“For I, the LORD your God, am a jealous God, visiting the iniquity of the fathers on the children to the third and fourth generations of those who hate Me.” (Exodus 20:5)
Some have been troubled by an apparent injustice in the Lord’s words. They begin by quoting the Lord in Ezekiel 18:20 – “The soul that sins, it shall die. The son shall not bear the iniquity of the father, neither shall the father bear the iniquity of the son,” and say that God has contradicted Himself. On the surface it may appear to be like that. Therefore it would be good to investigate that suspicion by a brief enquiry.
However, in Exodus 20:5 the Lord specifically says that the “visiting” will only be upon those who hate Him. The verse may best be understood like this. If a son continues in the sins of his father, the same judgment will fall – in other words “the soul that sins, it shall die.” And if the grandson perpetuates these sins, the same judgment will fall upon him, and so on to the great-grandson. But this is where the mercy of the Lord intervenes. He says that He will not allow this judgment to continue beyond the fourth generation, but will cut it short in mercy. Rather than thinking that God is unjust, it is quite the opposite.
Going back the Ezekiel passage, the Lord says, “You say, ‘The way of the Lord is not fair.’ Hear now, O house of Israel, is it not My way which is fair, and your ways which are not fair? . . . .when a wicked man turns away from the wickedness which he committed, and does what is lawful and right, he preserves himself alive. Because he considers and turns away from all the transgressions which he committed, he shall surely live; he shall not die.”
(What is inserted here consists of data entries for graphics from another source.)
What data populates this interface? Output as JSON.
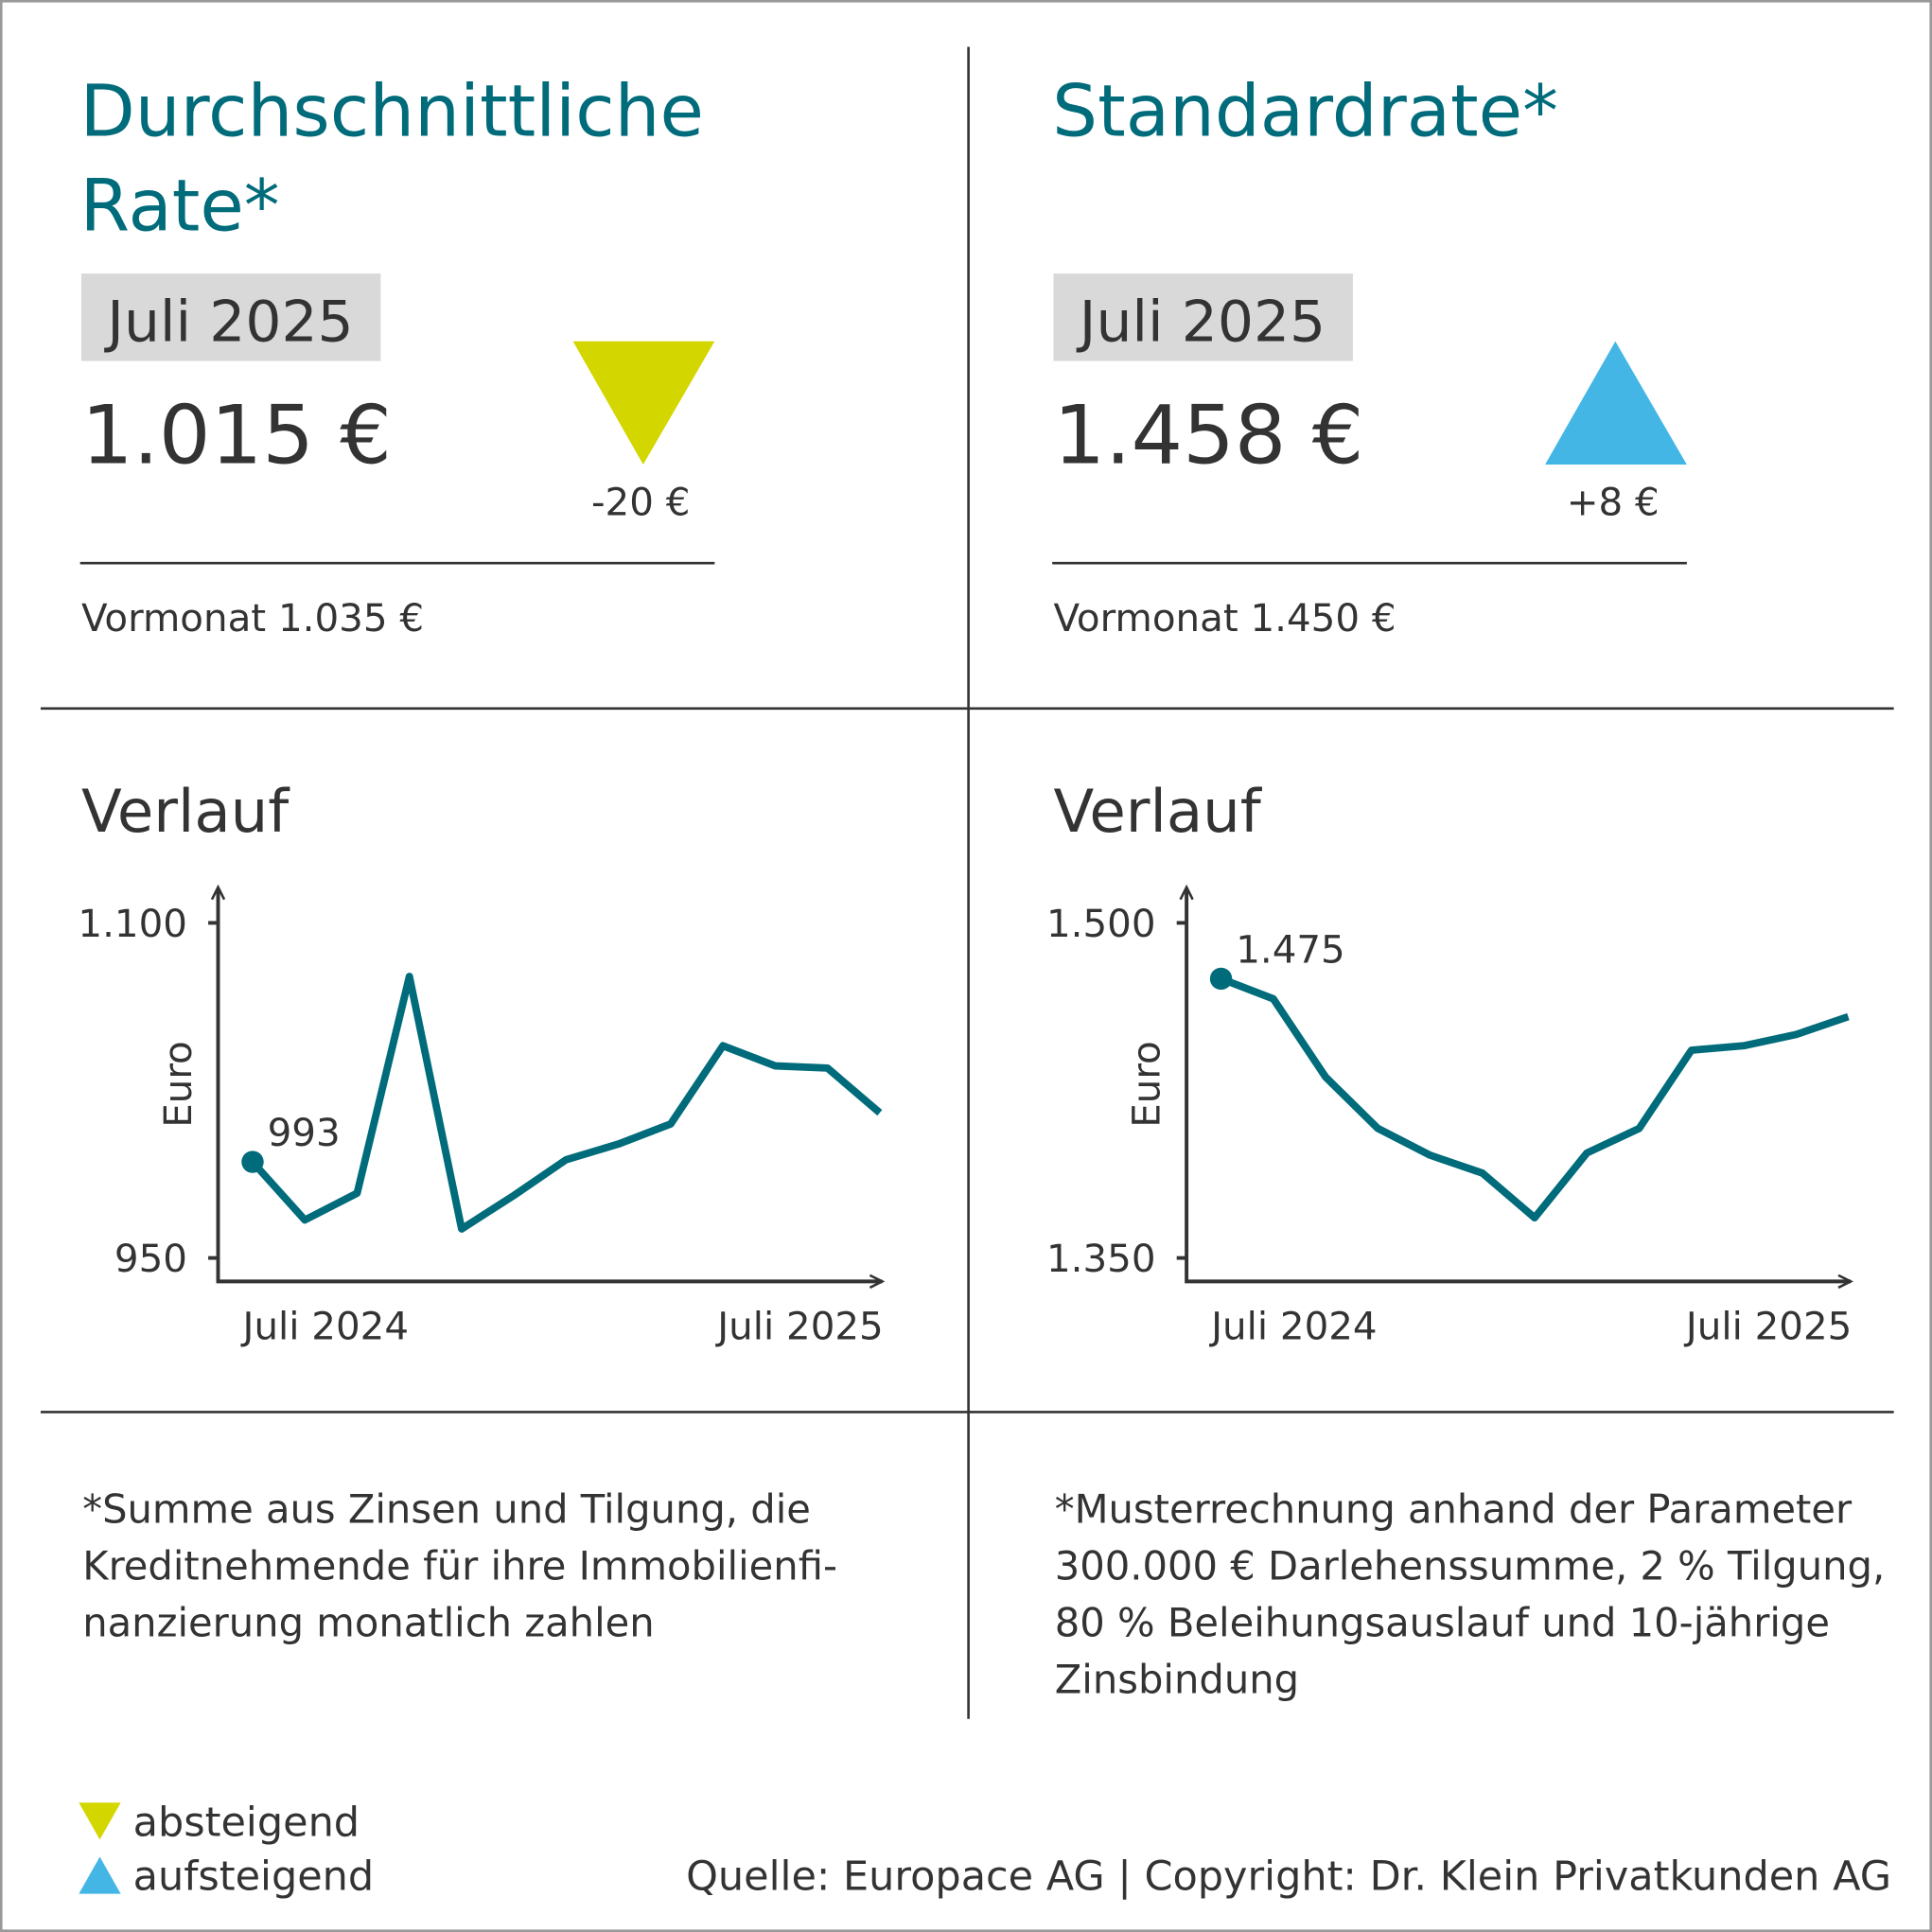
{
  "panels": [
    {
      "title": [
        "Durchschnittliche",
        "Rate*"
      ],
      "period": "Juli 2025",
      "value": "1.015 €",
      "change": "-20 €",
      "previous": "Vormonat 1.035 €",
      "section": "Verlauf",
      "footnote": [
        "*Summe aus Zinsen und Tilgung, die",
        "Kreditnehmende für ihre Immobilienfi-",
        "nanzierung monatlich zahlen"
      ]
    },
    {
      "title": [
        "Standardrate*"
      ],
      "period": "Juli 2025",
      "value": "1.458 €",
      "change": "+8 €",
      "previous": "Vormonat 1.450 €",
      "section": "Verlauf",
      "footnote": [
        "*Musterrechnung anhand der Parameter",
        "300.000 € Darlehenssumme, 2 % Tilgung,",
        "80 % Beleihungsauslauf und 10-jährige",
        "Zinsbindung"
      ]
    }
  ],
  "chart_data": [
    {
      "type": "line",
      "y_label": "Euro",
      "color": "#006b7a",
      "categories": [
        "Juli 2024",
        null,
        null,
        null,
        null,
        null,
        null,
        null,
        null,
        null,
        null,
        null,
        "Juli 2025"
      ],
      "values": [
        993,
        967,
        979,
        1076,
        963,
        978,
        994,
        1001,
        1010,
        1045,
        1036,
        1035,
        1015
      ],
      "ylim": [
        939.5,
        1116
      ],
      "yticks": [
        950,
        {
          "value": 1100,
          "label": "1.100"
        }
      ]
    },
    {
      "type": "line",
      "y_label": "Euro",
      "color": "#006b7a",
      "categories": [
        "Juli 2024",
        null,
        null,
        null,
        null,
        null,
        null,
        null,
        null,
        null,
        null,
        null,
        "Juli 2025"
      ],
      "values": [
        1475,
        1466,
        1431,
        1408,
        1396,
        1388,
        1368,
        1397,
        1408,
        1443,
        1445,
        1450,
        1458
      ],
      "value_labels": [
        "1.475",
        null,
        null,
        null,
        null,
        null,
        null,
        null,
        null,
        null,
        null,
        null,
        null
      ],
      "ylim": [
        1339.5,
        1516
      ],
      "yticks": [
        {
          "value": 1350,
          "label": "1.350"
        },
        {
          "value": 1500,
          "label": "1.500"
        }
      ]
    }
  ],
  "legend": [
    "absteigend",
    "aufsteigend"
  ],
  "source": "Quelle: Europace AG | Copyright: Dr. Klein Privatkunden AG"
}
We might conclude with the following word – “Know therefore that the LORD your God, he is God, the faithful God, which keeps covenant and mercy with those who love him and keep his commandments to a thousand generations.” Such grand hyperbole! A thousand generations! But notice the contrast – “those who love Him” rather than “those who hate Him”.
There is no injustice with God. Any example which might appear to suggest it is soon cleared up with a little bit of investigation. The Bible is its own interpreter. And those who are offended at the “visiting” to the fourth generation should then ask themselves why they are not grossly offended at “everlasting hell fire.”